Charlie watched the men interact with their families, all of them speaking in their native Spanish. He imagined that was most of their communication at home, and Charlie was glad that they all felt comfortable enough to speak it here.
But as he watched the families cluster together in the living room, he was pulled from the moment by a tug on his left pant leg. And when he looked down and saw Don’s youngest staring up at him, Charlie’s stomach soured.
“Where’s my mommy?” Dillon Bigelow asked. His face was covered in freckles, the bright orange of his hair a floppy mess on his head. He had his mother’s eyes, and Charlie remembered Amy back at Doc’s house, waiting for him to return with Mario or one of the other workers to carry her husband back to their house to be buried.

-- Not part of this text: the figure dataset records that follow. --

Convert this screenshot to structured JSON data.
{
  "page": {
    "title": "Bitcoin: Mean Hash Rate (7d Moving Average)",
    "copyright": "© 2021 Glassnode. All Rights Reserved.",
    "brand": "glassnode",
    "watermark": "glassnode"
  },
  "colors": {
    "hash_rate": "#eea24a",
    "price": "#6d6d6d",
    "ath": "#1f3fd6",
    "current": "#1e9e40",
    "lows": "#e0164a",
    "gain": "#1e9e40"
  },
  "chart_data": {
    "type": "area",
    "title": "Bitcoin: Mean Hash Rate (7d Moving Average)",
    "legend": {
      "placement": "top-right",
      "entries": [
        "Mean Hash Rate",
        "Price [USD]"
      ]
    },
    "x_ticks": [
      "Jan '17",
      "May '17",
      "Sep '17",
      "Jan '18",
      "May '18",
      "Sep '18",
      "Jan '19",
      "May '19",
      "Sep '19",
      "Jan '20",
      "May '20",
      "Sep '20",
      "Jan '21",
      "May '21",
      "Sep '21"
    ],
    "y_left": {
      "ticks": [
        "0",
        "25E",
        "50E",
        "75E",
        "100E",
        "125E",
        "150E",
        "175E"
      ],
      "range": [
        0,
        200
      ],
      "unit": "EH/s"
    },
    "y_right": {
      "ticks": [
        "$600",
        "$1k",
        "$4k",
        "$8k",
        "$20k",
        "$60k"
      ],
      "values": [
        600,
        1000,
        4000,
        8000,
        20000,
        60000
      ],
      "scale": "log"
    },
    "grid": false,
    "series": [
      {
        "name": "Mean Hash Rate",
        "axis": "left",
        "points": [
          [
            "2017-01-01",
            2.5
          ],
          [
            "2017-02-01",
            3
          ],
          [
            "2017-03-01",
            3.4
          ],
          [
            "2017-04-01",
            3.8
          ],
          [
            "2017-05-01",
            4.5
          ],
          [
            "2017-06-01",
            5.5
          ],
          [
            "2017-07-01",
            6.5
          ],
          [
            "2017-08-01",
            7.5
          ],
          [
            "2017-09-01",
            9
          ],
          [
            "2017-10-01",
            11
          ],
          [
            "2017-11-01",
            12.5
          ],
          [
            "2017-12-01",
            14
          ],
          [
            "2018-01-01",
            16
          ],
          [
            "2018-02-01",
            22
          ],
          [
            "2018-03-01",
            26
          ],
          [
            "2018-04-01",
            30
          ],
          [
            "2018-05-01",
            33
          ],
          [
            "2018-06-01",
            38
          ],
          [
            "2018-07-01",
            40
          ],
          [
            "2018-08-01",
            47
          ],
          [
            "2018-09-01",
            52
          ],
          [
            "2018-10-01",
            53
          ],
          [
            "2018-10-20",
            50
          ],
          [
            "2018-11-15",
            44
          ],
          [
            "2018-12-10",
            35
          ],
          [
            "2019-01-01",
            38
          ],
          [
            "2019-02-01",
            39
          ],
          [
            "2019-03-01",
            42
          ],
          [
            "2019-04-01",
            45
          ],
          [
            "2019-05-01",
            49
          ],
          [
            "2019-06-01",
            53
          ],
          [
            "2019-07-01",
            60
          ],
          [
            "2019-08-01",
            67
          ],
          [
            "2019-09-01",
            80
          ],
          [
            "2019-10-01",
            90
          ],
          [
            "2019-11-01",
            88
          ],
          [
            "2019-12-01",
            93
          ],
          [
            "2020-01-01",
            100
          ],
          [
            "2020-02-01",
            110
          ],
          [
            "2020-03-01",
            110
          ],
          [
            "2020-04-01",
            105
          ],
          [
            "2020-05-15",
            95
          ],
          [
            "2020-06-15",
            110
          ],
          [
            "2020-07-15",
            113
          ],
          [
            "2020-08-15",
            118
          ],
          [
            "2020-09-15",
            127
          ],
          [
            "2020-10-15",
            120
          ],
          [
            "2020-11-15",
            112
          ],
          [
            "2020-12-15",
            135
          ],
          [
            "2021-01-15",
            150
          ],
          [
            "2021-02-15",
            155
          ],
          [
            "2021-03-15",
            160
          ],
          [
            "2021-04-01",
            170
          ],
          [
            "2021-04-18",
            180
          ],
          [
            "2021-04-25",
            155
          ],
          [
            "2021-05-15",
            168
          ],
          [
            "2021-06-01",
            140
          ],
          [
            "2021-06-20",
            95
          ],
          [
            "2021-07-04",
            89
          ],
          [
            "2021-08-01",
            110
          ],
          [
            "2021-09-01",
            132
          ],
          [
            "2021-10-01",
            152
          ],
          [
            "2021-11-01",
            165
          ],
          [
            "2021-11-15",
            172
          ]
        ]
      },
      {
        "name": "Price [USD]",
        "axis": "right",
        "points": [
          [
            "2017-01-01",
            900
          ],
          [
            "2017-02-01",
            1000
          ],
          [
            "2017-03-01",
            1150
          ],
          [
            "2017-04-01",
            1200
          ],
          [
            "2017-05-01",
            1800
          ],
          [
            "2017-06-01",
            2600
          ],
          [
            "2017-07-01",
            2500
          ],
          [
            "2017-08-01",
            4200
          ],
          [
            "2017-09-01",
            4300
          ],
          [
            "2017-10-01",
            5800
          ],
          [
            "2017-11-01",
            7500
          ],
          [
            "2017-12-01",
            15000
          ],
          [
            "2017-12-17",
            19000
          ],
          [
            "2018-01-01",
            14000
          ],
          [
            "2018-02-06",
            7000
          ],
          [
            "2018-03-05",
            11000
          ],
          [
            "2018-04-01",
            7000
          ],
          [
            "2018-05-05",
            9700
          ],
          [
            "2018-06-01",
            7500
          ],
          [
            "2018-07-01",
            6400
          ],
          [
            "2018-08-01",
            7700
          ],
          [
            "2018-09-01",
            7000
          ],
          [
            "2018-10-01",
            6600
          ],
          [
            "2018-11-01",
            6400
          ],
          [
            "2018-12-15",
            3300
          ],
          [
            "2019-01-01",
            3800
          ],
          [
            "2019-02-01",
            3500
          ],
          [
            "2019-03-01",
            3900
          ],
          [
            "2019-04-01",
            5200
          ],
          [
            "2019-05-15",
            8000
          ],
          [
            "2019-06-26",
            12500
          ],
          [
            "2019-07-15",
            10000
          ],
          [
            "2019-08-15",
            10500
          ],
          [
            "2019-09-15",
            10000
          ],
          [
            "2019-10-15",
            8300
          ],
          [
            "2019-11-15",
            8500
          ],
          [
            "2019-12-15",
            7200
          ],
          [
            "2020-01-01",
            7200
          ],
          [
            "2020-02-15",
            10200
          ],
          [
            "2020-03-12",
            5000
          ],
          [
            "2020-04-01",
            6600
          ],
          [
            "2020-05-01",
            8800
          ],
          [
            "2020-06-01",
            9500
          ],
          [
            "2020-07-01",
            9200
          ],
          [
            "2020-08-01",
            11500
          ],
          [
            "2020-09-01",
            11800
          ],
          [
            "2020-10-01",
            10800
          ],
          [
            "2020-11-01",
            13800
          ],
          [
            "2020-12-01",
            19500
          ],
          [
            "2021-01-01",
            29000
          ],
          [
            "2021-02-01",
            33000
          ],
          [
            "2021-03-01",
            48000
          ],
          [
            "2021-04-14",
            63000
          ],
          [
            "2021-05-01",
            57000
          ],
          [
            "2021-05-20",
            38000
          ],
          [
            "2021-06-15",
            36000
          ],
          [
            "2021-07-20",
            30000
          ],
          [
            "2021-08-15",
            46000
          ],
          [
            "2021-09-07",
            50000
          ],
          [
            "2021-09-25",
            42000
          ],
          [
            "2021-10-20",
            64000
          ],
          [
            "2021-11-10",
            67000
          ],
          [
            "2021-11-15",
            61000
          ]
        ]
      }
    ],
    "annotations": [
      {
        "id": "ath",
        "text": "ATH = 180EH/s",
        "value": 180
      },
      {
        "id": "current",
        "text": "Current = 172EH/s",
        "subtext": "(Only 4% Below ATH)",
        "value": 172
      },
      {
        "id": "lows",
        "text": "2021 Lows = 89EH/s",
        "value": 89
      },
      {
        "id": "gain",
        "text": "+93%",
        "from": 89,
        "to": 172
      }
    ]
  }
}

Martha came up behind Charlie, piggybacking onto Dillon’s question. “Yeah, how’s Don doing? Did you get Doc what he nee—” She cut herself off when Charlie turned his head to look at her.
Martha glanced down at Dillon, and then to his older brothers who were playing with Mario’s kids on the rug. She cleared her throat and then squeezed Charlie’s shoulder before she took hold of Dillon’s hand and led him over to join his siblings.
Knowing the longer he waited to put it off, the worse it would be, Charlie caught Mario’s attention and beckoned him into the kitchen.
The weathered field hand placed both hands on his hips like he did whenever he listened intently, striking the serious tone which had granted him the authority and respect of the position his father had given him. In all respects, Mario was the right hand at the orchard. Without him, it fell apart.
“Don passed,” Charlie answered.
Mario simply nodded, the news registering slowly on his face.
“I need you to come and help me move the body back to their house. Amy wants to bury him there. We’ll have a service when she’s ready.”